Friday, September 14, 2012

Rev 3.4 alpha 0.5 release of ParaSail now supports lambda expressions, etc.

We just released a new version (3.4 alpha 0.5) of the ParaSail compiler and virtual machine, available at the same URL as before:


This new release includes support for declaring and passing operations as parameters of other operations.  The actual operation passed can be a nested operation, an operation of a module, or a lambda expression.  (Passing operations as parameters in module instantiations is not yet supported.)

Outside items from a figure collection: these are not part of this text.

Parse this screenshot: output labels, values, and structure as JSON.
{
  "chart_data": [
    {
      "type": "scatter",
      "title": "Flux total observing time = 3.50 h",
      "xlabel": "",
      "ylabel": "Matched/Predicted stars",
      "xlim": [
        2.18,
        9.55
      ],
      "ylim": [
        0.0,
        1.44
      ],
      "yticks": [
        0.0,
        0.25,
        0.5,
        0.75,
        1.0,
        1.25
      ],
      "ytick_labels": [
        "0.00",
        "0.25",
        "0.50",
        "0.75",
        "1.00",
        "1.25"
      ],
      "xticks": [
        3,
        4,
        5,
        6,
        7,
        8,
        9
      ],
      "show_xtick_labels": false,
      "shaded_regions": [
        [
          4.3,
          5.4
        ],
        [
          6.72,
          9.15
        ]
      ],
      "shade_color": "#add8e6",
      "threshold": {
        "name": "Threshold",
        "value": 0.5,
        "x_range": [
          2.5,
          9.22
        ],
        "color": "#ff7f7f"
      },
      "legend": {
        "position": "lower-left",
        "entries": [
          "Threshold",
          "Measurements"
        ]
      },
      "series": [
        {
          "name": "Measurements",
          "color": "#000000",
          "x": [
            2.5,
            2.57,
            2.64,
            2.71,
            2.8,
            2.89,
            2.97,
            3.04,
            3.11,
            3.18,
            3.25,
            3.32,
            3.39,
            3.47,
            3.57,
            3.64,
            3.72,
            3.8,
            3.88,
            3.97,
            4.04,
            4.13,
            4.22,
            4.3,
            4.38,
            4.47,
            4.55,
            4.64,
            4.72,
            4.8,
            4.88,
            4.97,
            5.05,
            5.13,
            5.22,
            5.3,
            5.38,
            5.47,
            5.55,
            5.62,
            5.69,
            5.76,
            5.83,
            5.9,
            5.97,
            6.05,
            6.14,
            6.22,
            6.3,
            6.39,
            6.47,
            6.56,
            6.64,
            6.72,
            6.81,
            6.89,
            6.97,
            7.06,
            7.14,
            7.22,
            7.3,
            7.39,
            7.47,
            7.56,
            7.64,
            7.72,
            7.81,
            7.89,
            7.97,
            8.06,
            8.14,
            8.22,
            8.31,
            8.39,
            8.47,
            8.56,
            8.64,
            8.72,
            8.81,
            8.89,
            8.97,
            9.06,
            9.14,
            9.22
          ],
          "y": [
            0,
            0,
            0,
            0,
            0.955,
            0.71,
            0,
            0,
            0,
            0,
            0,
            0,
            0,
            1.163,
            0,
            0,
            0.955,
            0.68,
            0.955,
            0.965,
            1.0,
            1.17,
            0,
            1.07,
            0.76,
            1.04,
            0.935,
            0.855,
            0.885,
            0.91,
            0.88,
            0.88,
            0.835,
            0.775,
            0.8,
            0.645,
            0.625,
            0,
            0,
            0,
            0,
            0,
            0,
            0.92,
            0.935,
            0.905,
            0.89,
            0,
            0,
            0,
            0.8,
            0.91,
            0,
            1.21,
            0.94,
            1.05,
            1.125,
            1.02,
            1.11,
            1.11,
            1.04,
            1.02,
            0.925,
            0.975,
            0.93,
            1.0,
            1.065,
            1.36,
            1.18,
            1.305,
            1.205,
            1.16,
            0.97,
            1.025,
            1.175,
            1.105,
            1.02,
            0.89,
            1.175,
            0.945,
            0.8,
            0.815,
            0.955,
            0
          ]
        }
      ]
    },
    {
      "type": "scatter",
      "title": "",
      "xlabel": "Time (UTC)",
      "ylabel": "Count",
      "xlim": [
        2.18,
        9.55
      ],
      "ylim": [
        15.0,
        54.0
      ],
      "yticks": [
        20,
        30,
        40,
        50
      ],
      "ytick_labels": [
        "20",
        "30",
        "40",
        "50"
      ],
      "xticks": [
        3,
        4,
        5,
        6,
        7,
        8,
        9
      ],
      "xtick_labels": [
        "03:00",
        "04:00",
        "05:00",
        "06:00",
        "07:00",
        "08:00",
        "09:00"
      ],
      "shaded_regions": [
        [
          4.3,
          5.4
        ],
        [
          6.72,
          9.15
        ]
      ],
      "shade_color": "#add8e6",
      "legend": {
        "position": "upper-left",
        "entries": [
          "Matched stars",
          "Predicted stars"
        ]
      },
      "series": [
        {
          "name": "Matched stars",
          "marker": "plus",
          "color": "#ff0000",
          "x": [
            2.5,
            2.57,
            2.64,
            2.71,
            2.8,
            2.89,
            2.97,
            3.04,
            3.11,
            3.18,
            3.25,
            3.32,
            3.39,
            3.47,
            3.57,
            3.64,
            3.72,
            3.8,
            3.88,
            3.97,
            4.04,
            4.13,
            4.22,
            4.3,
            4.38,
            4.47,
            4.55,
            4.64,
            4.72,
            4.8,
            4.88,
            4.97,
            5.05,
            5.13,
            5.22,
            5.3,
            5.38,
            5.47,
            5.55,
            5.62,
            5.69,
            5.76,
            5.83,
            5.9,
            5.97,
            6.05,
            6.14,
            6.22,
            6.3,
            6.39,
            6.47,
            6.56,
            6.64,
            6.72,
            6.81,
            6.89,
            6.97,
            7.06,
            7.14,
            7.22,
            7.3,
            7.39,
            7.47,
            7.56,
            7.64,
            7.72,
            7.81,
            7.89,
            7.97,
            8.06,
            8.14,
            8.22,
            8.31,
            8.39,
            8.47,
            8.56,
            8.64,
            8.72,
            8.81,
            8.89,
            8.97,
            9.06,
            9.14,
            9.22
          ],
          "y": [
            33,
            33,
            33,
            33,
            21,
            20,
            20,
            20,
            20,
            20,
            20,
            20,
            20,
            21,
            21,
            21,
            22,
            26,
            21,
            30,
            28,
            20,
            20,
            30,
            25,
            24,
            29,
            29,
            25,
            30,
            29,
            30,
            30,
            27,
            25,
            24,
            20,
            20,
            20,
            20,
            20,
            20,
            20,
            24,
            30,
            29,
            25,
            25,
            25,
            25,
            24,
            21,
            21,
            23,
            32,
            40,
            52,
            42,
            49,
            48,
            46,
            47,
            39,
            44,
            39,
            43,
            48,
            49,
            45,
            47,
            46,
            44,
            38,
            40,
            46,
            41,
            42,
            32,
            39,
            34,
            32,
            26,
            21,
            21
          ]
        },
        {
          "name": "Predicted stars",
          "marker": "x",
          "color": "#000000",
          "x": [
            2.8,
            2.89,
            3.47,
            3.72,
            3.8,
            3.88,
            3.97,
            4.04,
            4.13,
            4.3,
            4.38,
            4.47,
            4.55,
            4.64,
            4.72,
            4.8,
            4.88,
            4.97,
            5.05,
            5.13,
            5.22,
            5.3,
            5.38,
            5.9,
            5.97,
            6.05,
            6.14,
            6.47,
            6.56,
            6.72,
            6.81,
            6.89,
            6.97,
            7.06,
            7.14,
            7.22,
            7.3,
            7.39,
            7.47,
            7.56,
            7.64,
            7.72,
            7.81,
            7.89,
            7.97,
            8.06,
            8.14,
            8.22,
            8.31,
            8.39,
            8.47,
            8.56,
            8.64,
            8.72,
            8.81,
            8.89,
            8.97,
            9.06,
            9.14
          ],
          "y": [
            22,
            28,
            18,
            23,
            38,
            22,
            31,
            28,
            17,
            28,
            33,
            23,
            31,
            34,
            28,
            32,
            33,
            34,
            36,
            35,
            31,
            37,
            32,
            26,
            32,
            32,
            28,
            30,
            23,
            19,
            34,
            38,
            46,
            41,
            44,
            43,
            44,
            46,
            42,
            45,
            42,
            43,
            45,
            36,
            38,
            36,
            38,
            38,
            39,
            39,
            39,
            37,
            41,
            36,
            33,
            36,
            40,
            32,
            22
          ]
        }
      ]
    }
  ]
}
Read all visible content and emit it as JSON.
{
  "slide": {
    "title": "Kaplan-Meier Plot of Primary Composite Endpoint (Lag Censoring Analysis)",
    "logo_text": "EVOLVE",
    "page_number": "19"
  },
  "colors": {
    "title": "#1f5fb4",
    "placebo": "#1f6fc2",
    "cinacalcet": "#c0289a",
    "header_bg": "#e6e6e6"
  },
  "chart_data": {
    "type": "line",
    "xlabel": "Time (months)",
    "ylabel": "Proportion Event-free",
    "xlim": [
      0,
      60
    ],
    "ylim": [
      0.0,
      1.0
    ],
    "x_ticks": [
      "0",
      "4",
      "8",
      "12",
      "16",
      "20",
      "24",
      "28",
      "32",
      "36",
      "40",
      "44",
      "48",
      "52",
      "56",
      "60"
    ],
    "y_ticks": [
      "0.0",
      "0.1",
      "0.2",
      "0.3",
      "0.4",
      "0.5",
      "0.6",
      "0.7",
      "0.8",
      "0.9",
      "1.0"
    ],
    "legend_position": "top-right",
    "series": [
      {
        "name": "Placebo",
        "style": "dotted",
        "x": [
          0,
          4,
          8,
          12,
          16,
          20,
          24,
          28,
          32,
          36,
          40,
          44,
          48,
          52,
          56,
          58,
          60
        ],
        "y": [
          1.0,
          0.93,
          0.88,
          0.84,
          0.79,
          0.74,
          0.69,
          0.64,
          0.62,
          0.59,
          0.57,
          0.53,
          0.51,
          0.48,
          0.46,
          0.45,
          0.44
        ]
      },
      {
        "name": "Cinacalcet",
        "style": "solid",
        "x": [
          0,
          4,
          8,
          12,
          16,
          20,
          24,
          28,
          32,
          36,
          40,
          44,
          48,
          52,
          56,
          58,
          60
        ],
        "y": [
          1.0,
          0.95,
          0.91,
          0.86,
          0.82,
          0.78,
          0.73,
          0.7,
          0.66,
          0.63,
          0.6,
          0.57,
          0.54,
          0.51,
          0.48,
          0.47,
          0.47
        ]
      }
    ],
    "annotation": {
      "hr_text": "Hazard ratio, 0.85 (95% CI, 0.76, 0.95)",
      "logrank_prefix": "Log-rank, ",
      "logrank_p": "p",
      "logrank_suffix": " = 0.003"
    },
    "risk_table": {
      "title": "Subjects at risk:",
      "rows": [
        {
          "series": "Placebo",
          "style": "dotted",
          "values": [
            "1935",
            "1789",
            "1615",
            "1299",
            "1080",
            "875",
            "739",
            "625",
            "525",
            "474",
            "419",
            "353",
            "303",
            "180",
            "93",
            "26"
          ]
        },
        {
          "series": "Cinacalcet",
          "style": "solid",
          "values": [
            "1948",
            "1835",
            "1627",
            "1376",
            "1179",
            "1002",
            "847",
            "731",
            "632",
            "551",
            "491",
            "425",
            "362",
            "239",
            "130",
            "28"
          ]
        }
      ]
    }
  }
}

Additional updates in this release:
  1. optional outputs of an operation are now default initialized to the null value;
  2. nested operations can now correctly make up-level references to variables of enclosing operations;
  3. the Univ_String module now includes operations To_Vector and From_Vector for converting a Univ_String to/from a Vector of Univ_Characters; this is useful because Univ_String values are immutable;
  4. the ZString module includes corresponding operations To_ZVector and From_ZVector for converting to/from a ZVector of Univ_Characters.
Here is an example of declaring an operation as a parameter of another operation, and passing a lambda expression as the actual parameter in a call:
interface Mapper<Element_Type is Assignable<>> is
    func Apply
      (func Op(Input : Element_Type) -> Element_Type;
       Vec : Vector<Element_Type>) 
      -> Vector<Element_Type>;
      // Apply "Op" to each element of vector and return the result
end interface Mapper;

class Mapper is
    func Apply
      (func Op(Input : Element_Type) -> Element_Type;
       Vec : Vector<Element_Type>) 
      -> Vector<Element_Type> is
      // Apply "Op" to each element of vector and return the result
       return [for I in 1..Length(Vec) => Op(Vec[I])];
    end func Apply;
end class Mapper;

. . .

type Univ_Int_Mapper is Mapper<Univ_Integer>;

const Squares : Vector<Univ_Integer> := [for I in 1..100 => I ** 2];
const Triple_Squares : Vector<Univ_Integer> := 
       (lambda (X : Univ_Integer) -> Univ_Integer is (X * 3), Squares);
           // Triple each element of Squares